Gregory A. Myers, “Textbooks and the Sociology of Scientific Knowledge,” English for Specific Purposes, 11 (1992): 3–17.

自然科学の世界では,教科書を読んだからといって物理学者になれるわけではないし,また教科書を書いたからといって業績評価されるとも限らない.それでは教科書というのは何なのか.この論文では,科学者の誕生と,事実の誕生という二つの線に沿って,教科書についての科学的知識の社会学(SSK)の議論を紹介する.

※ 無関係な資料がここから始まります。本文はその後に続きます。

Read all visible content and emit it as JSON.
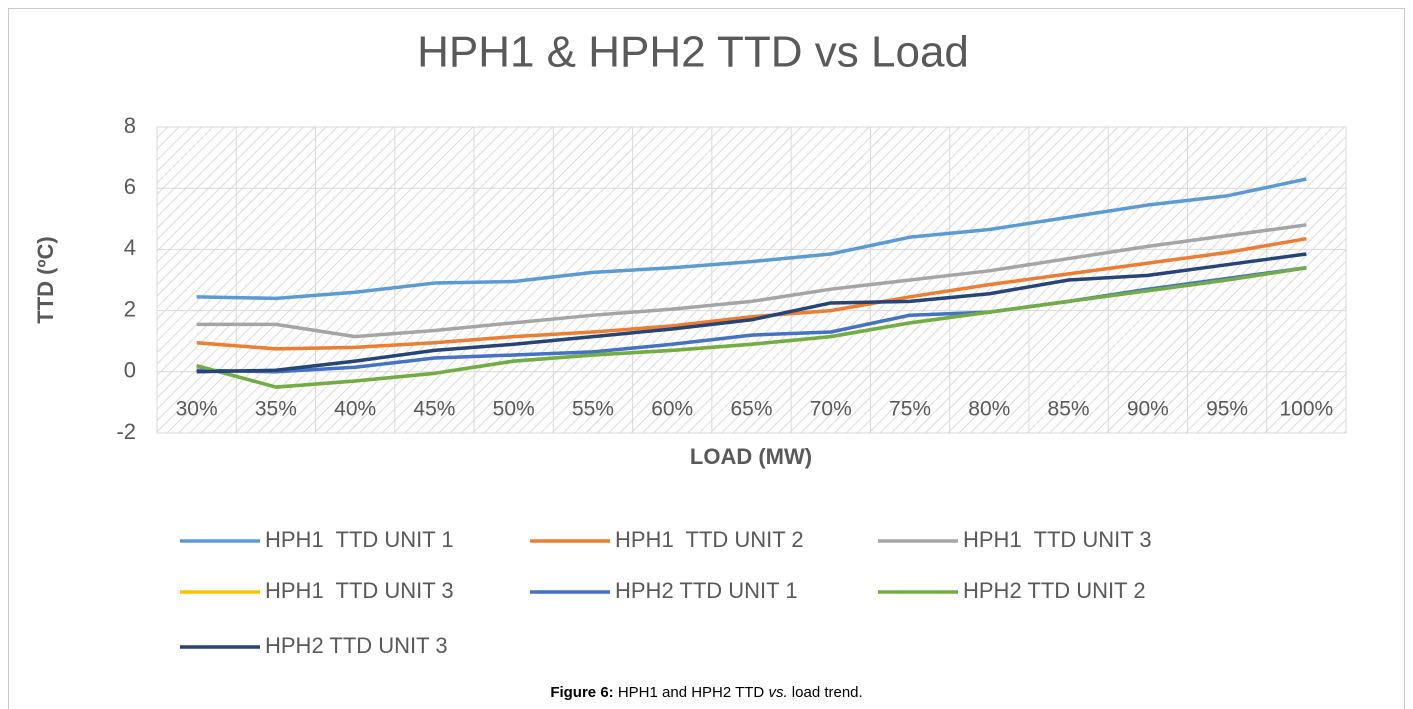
{
  "chart_data": {
    "type": "line",
    "title": "HPH1 & HPH2 TTD vs Load",
    "x_label": "LOAD (MW)",
    "y_label": "TTD (ºC)",
    "categories": [
      "30%",
      "35%",
      "40%",
      "45%",
      "50%",
      "55%",
      "60%",
      "65%",
      "70%",
      "75%",
      "80%",
      "85%",
      "90%",
      "95%",
      "100%"
    ],
    "ylim": [
      -2,
      8
    ],
    "yticks": [
      -2,
      0,
      2,
      4,
      6,
      8
    ],
    "grid": true,
    "legend": "bottom",
    "series": [
      {
        "name": "HPH1  TTD UNIT 1",
        "color": "#5b9bd5",
        "values": [
          2.45,
          2.4,
          2.6,
          2.9,
          2.95,
          3.25,
          3.4,
          3.6,
          3.85,
          4.4,
          4.65,
          5.05,
          5.45,
          5.75,
          6.3
        ]
      },
      {
        "name": "HPH1  TTD UNIT 2",
        "color": "#ed7d31",
        "values": [
          0.95,
          0.75,
          0.8,
          0.95,
          1.15,
          1.3,
          1.5,
          1.8,
          2.0,
          2.45,
          2.85,
          3.2,
          3.55,
          3.9,
          4.35
        ]
      },
      {
        "name": "HPH1  TTD UNIT 3",
        "color": "#a5a5a5",
        "values": [
          1.55,
          1.55,
          1.15,
          1.35,
          1.6,
          1.85,
          2.05,
          2.3,
          2.7,
          3.0,
          3.3,
          3.7,
          4.1,
          4.45,
          4.8
        ]
      },
      {
        "name": "HPH1  TTD UNIT 3",
        "color": "#ffc000",
        "values": [
          0.2,
          -0.5,
          -0.3,
          -0.05,
          0.35,
          0.55,
          0.7,
          0.9,
          1.15,
          1.6,
          1.95,
          2.3,
          2.65,
          3.0,
          3.4
        ]
      },
      {
        "name": "HPH2 TTD UNIT 1",
        "color": "#4472c4",
        "values": [
          0.05,
          0.0,
          0.15,
          0.45,
          0.55,
          0.65,
          0.9,
          1.2,
          1.3,
          1.85,
          1.95,
          2.3,
          2.7,
          3.05,
          3.4
        ]
      },
      {
        "name": "HPH2 TTD UNIT 2",
        "color": "#70ad47",
        "values": [
          0.2,
          -0.5,
          -0.3,
          -0.05,
          0.35,
          0.55,
          0.7,
          0.9,
          1.15,
          1.6,
          1.95,
          2.3,
          2.65,
          3.0,
          3.4
        ]
      },
      {
        "name": "HPH2 TTD UNIT 3",
        "color": "#264478",
        "values": [
          0.0,
          0.05,
          0.35,
          0.7,
          0.9,
          1.15,
          1.4,
          1.7,
          2.25,
          2.3,
          2.55,
          3.0,
          3.15,
          3.5,
          3.85
        ]
      }
    ]
  },
  "caption": {
    "label": "Figure 6:",
    "text": "HPH1 and HPH2 TTD",
    "emphasis": "vs.",
    "rest": "load trend."
  }
}
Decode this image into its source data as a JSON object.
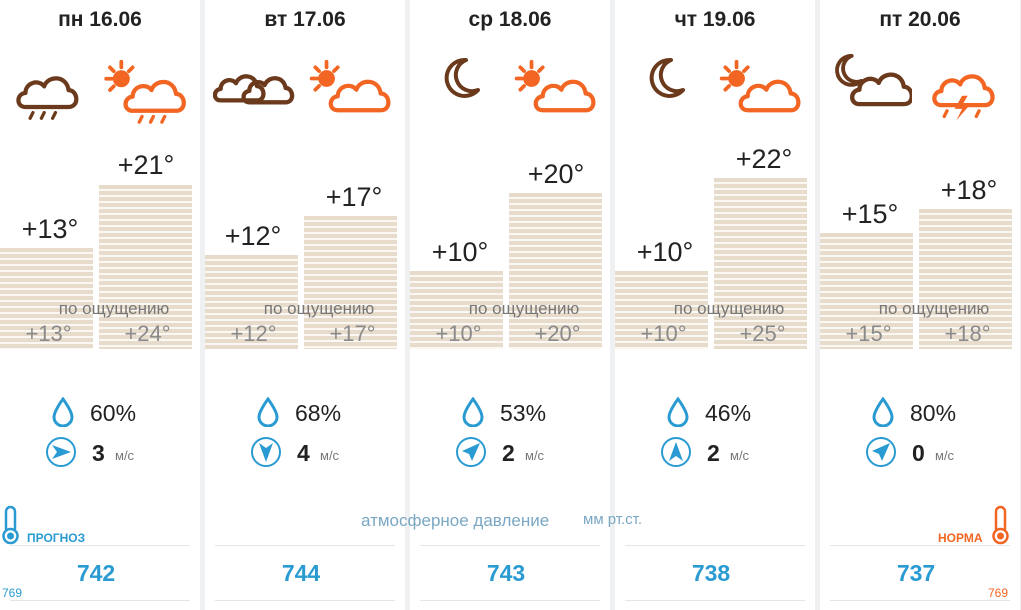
{
  "days": [
    {
      "date": "пн 16.06",
      "night_icon": "cloud-rain-icon",
      "day_icon": "sun-cloud-rain-icon",
      "night_temp": "+13°",
      "day_temp": "+21°",
      "night_feel": "+13°",
      "day_feel": "+24°",
      "humidity": "60%",
      "wind_speed": "3",
      "wind_icon": "wind-direction-east-icon",
      "pressure": "742"
    },
    {
      "date": "вт 17.06",
      "night_icon": "cloudy-icon",
      "day_icon": "sun-cloud-icon",
      "night_temp": "+12°",
      "day_temp": "+17°",
      "night_feel": "+12°",
      "day_feel": "+17°",
      "humidity": "68%",
      "wind_speed": "4",
      "wind_icon": "wind-direction-south-icon",
      "pressure": "744"
    },
    {
      "date": "ср 18.06",
      "night_icon": "moon-icon",
      "day_icon": "sun-cloud-icon",
      "night_temp": "+10°",
      "day_temp": "+20°",
      "night_feel": "+10°",
      "day_feel": "+20°",
      "humidity": "53%",
      "wind_speed": "2",
      "wind_icon": "wind-direction-northeast-icon",
      "pressure": "743"
    },
    {
      "date": "чт 19.06",
      "night_icon": "moon-icon",
      "day_icon": "sun-cloud-icon",
      "night_temp": "+10°",
      "day_temp": "+22°",
      "night_feel": "+10°",
      "day_feel": "+25°",
      "humidity": "46%",
      "wind_speed": "2",
      "wind_icon": "wind-direction-north-icon",
      "pressure": "738"
    },
    {
      "date": "пт 20.06",
      "night_icon": "moon-cloud-icon",
      "day_icon": "cloud-thunderstorm-icon",
      "night_temp": "+15°",
      "day_temp": "+18°",
      "night_feel": "+15°",
      "day_feel": "+18°",
      "humidity": "80%",
      "wind_speed": "0",
      "wind_icon": "wind-direction-northeast-icon",
      "pressure": "737"
    }
  ],
  "labels": {
    "feels_like": "по ощущению",
    "wind_unit": "м/с",
    "pressure_title": "атмосферное давление",
    "pressure_unit": "мм рт.ст.",
    "forecast": "ПРОГНОЗ",
    "norm": "НОРМА",
    "norm_left": "769",
    "norm_right": "769"
  },
  "colors": {
    "brown": "#6b3a1c",
    "orange": "#f26522",
    "blue": "#2a9bd2",
    "bar": "#e7dccb"
  }
}
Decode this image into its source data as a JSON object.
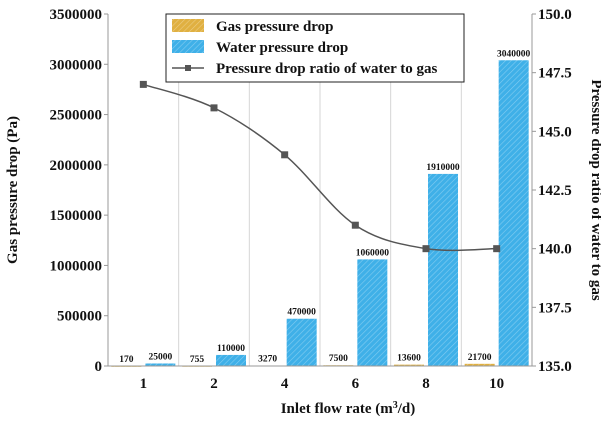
{
  "chart_data": {
    "type": "bar",
    "categories": [
      "1",
      "2",
      "4",
      "6",
      "8",
      "10"
    ],
    "series": [
      {
        "name": "Gas pressure drop",
        "kind": "bar",
        "axis": "left",
        "color": "#e0b041",
        "values": [
          170,
          755,
          3270,
          7500,
          13600,
          21700
        ],
        "labels": [
          "170",
          "755",
          "3270",
          "7500",
          "13600",
          "21700"
        ]
      },
      {
        "name": "Water pressure drop",
        "kind": "bar",
        "axis": "left",
        "color": "#3fb0e8",
        "values": [
          25000,
          110000,
          470000,
          1060000,
          1910000,
          3040000
        ],
        "labels": [
          "25000",
          "110000",
          "470000",
          "1060000",
          "1910000",
          "3040000"
        ]
      },
      {
        "name": "Pressure drop ratio of water to gas",
        "kind": "line",
        "axis": "right",
        "color": "#555555",
        "values": [
          147.0,
          146.0,
          144.0,
          141.0,
          140.0,
          140.0
        ]
      }
    ],
    "xlabel_parts": [
      "Inlet flow rate (m",
      "3",
      "/d)"
    ],
    "ylabel": "Gas pressure drop (Pa)",
    "y2label": "Pressure drop ratio of water to gas",
    "ylim": [
      0,
      3500000
    ],
    "yticks": [
      "0",
      "500000",
      "1000000",
      "1500000",
      "2000000",
      "2500000",
      "3000000",
      "3500000"
    ],
    "y2lim": [
      135.0,
      150.0
    ],
    "y2ticks": [
      "135.0",
      "137.5",
      "140.0",
      "142.5",
      "145.0",
      "147.5",
      "150.0"
    ],
    "grid": "vertical",
    "legend": "top"
  }
}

クーンは「科学研究におけるドグマ」(1963)の中で,教科書そのものだけでなく,その使われ方が自然科学を他の学問とは異なるものとすると論じた.たとえば自然科学では,教科書を読む学生はほとんど研究の前線とは接点を持たない(人文学や社会科学ではより近い関係にある).同じ分野について複数の教科書がある場合でも,そのあいだの違いは実質的なものではない.また,教科書は学生をひとつのパラダイムに染め上げてしまい,他の方法では考えられなくしてしまうという(そもそもパラダイムをもっとも顕著に象徴するのが教科書である).だが,DNA研究をしていたワトソンの事例が示しているのは,教科書を疑えるようになってはじめて一人前の科学者だということだ.もし科学者が教科書を参照しているのならば,それは自分の立つ(疑わしい)前提を明文化しているのだとも言える.

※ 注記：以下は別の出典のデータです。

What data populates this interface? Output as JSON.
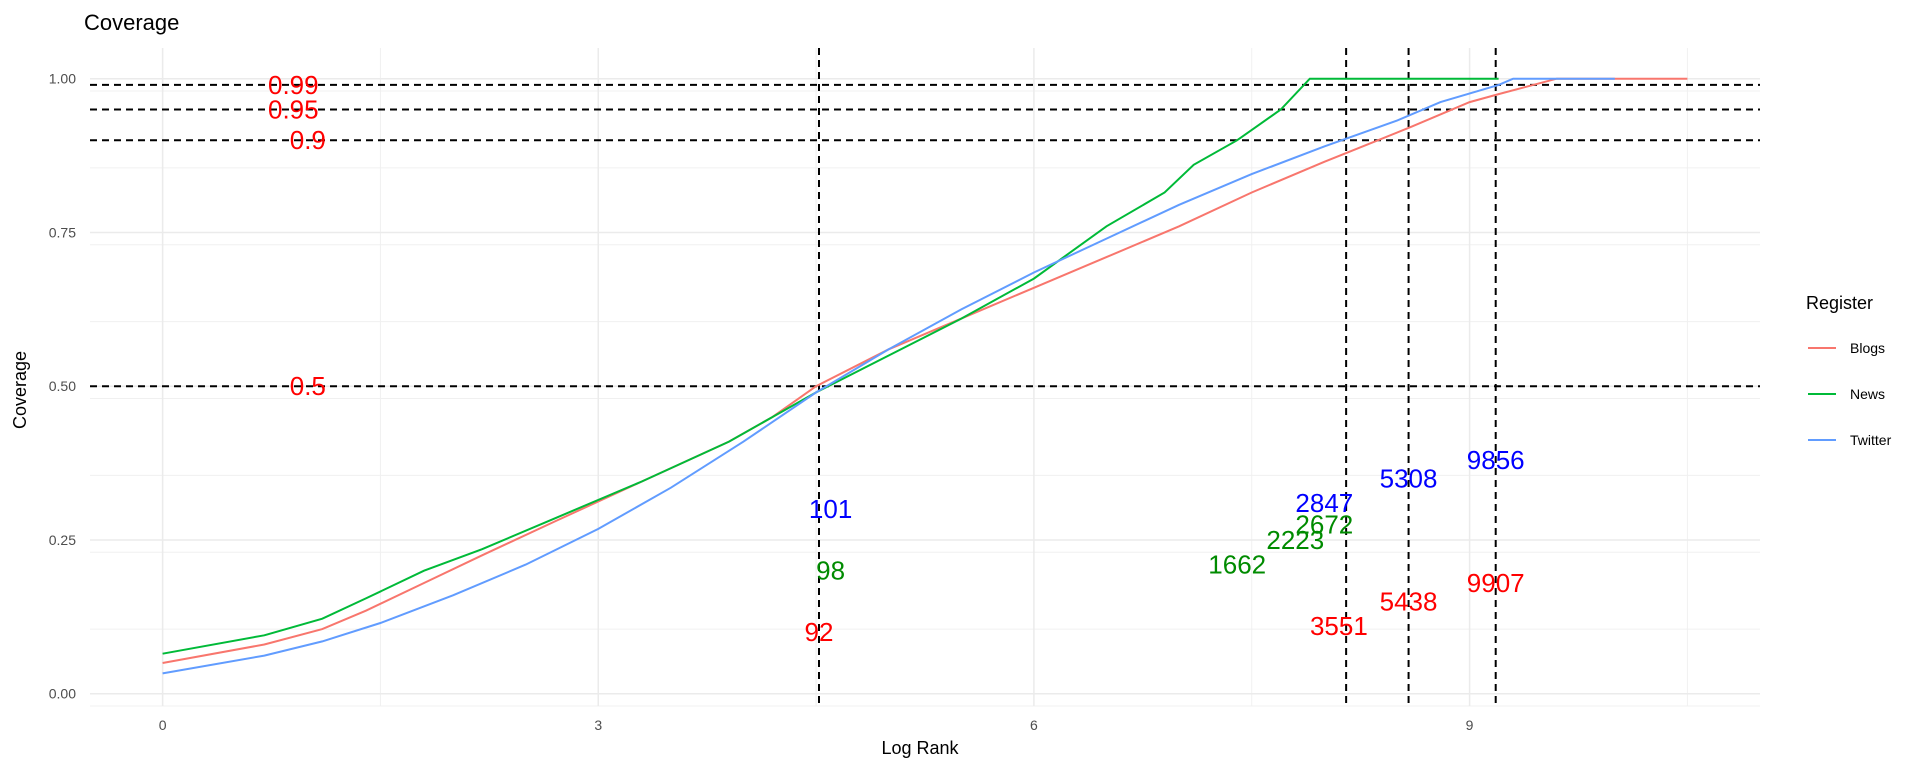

教科書は科学的事実の終着点と考えられる.科学的事実の社会的形成にあたって重要なのは,ドイツ語から英訳されてようやく知られるようになったフレック『科学的事実の起源と発展』(1935/英訳1979)だ.フレックは科学をjournal science, vademecum science, textbook science, popular scienceに分類した.残念ながら教科書についてはあまり書いていないが,ハンドブック(vademecum)については,科学的知識は雑誌論文というもっとも個性のあふれる媒体から,ハンドブックという,いくらかの統制された,基本的な概念や問題設定の仕方を定める媒体へと移ることを論じている.総説論文なども同じような役割を果たすが,当該分野に入ることを志す者が必ず読むという点ではハンドブックはより重要である.同様に,ザイマンも,研究論文から教科書に至る科学的事実の展開を「結晶化」という比喩で論じた.その重要な主張は,教科書を書くことは,実験機器を操るのと同じ程度に,科学研究の一部をなすのだということだ.その他,(周辺の文脈も含めた)文献参照の関係や,ラトゥールなどの言う五つの文型を用いて教科書と研究論文の違いを分析することもできる.

教科書と研究論文のあいだにはさまざまな違いがある.たとえば非人称主語の使用(研究論文ではしばしば we などを使うことで主要な主張がなされる),時制の違い(研究論文では特定の実験に言及するので過去形を使うが,教科書は普遍的事実として言及するのでほとんど現在形である),様相の使用(研究論文では非常に多くの様相文が登場し,新発見はほとんど間違いなく様相がつく),接続詞の使用(研究論文は読者に専門知識を前提するので,接続詞をほとんど使わない),文献参照(教科書がどの程度の文献を参照するかはまちまちだが,研究論文は文献参照することによって自分の位置づけを明らかにする),図表の機能(研究論文では証明の道具だが,教科書ではあくまでも例示である)などである.

Written on January 22, 2019.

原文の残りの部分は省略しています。